What elevates this from your run-of-the-mill comedy is the fact that it’s a musical, perhaps the most cinematic of forms, the combination of its general grounding in reality—in the case of Colma: The Musical, the enervating flatness of suburbia—and the unreal compulsion to burst into song. This unaccustomed exteriorization of the characters’ emotions, erupting into the narrative, is part of the technique; the viewer is always aware that she or he is watching a movie. But Colma is also quite conscious, and not just in a mocking way, of the absurdity of the genre. (The digs at regional musical theater, for instance, are particularly funny.) The mawkish, sometimes unbearable honesty that accompanies teen angst is lovingly recontextualized here.

“We are so mature for our age,” Billy (Jake Moreno) sings to himself after kissing his brand new girlfriend-to-be for the first time.
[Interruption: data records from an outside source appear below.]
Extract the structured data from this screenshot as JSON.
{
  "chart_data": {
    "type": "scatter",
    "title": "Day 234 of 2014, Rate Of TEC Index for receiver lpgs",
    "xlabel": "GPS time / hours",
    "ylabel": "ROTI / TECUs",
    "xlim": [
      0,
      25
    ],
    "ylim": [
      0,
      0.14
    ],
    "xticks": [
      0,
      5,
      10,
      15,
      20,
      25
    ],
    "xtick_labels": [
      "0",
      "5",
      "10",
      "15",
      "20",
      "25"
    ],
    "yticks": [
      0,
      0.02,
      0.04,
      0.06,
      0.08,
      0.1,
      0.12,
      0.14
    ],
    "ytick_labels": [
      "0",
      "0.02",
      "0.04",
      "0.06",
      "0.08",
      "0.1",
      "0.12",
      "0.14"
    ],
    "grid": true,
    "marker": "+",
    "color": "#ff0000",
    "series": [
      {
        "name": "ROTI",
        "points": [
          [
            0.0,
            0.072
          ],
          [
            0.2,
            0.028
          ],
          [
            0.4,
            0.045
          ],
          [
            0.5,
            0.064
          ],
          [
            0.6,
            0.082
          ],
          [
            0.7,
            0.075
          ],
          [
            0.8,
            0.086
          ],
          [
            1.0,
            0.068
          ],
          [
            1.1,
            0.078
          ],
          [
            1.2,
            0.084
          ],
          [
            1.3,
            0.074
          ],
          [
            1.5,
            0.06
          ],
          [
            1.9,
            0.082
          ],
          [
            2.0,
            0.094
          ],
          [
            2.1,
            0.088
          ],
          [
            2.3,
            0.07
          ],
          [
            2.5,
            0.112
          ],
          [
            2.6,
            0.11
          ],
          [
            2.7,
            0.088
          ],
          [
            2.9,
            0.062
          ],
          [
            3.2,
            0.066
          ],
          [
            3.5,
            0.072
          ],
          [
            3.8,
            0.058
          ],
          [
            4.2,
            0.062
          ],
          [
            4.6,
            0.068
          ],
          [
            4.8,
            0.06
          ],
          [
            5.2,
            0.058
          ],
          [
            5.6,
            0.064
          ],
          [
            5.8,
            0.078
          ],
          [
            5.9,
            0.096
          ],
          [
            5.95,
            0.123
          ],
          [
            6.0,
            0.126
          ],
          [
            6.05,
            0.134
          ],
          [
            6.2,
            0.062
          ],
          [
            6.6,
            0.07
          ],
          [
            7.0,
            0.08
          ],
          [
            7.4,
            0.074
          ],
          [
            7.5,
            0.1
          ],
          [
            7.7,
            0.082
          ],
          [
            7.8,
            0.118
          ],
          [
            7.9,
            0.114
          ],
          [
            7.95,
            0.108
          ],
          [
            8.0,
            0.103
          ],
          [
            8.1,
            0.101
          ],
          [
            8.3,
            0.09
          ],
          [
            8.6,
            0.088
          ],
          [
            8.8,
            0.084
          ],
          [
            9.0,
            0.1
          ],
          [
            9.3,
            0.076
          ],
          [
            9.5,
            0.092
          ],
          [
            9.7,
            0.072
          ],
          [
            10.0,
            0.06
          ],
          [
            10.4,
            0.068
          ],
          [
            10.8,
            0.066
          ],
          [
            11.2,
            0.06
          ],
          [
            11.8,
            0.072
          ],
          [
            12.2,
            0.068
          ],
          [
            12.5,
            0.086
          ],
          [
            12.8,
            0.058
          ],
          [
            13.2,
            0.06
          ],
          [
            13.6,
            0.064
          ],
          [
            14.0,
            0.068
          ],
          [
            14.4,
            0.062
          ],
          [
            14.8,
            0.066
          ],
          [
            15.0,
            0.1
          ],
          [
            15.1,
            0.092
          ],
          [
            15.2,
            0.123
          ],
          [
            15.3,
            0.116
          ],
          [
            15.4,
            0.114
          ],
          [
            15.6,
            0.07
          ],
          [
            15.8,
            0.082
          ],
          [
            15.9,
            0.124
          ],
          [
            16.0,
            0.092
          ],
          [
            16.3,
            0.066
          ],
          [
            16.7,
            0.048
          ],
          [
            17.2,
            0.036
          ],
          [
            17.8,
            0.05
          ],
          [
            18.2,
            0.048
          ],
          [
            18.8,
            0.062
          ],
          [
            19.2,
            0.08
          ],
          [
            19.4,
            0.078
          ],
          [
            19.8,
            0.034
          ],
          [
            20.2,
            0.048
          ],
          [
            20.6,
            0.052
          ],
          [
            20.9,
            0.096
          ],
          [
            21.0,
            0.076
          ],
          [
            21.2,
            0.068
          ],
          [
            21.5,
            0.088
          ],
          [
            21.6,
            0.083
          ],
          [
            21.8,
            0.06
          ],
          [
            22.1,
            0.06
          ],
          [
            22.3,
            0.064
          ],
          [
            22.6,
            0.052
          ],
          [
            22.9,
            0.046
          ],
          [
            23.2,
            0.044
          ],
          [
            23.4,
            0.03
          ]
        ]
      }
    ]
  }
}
It’s something of a joke in the context of the movie: a kind of late-adolescent inflated sense of self, made funnier by the emotional immaturity constantly on display. One has the growing awareness that the way they torment each other, sometimes affectionately (or, in some cases, rail against the shallowness around them), is proof of a couple of things: 1) that there really isn’t much of anything else to do in the burbs anyway, and 2) that it reflects their chafing at the bit at the lot that the suburban deities have dealt them.

Colma: The Musical shows Mendoza to be a prodigious wit, both profanely funny and incisively smart, if a little too reliant on a synthesizer, probably recorded in a basement. (This may indeed have been the case.) Lyrically, the easiest comparison that comes to mind is Ben Folds. The writing, in any case, is sharp and all too real, from the stern immigrant father to the cluelessly hilarious way Renigen says the N-word with too much relish. It’s hard to pick a favorite scene: the eight-minute uninterrupted camera shot orchestrated by Wong at a drunken college party (ostensibly, a bunch of SF State hipsters), the cheerfully vicious sing-along in a bar, the unexpectedly poignant dance sequence in a cemetery, or even the goofy montage that introduces the movie.

Yes, it’s a first film, and it looks like one, and if my mention of that fact makes it sound like a disclaimer, it’s not. A weaker comedy would have cast “a lovable pack of misfits”—or if this were a drama, a group of Abercrombie & Fitch models—so it’s quite refreshing to see normal-looking people in this movie. Sometimes they’re not entirely lovable, sometimes they sing off-key, but I’d take this over any new Hollywood musical any day.

(If I do have one minor quibble, it’s the way the screenplay takes liberties with the geography. Sure, it’s fine to pass off The Bitter End or Java On Ocean as being in Colma—though that’s not necessarily implied in the film—but Serramonte Mall and Westmoor High and all those fogged-out little boxes are in Daly fuckin’ City! Plus the cast should have fought to have their real butts on the DVD cover.)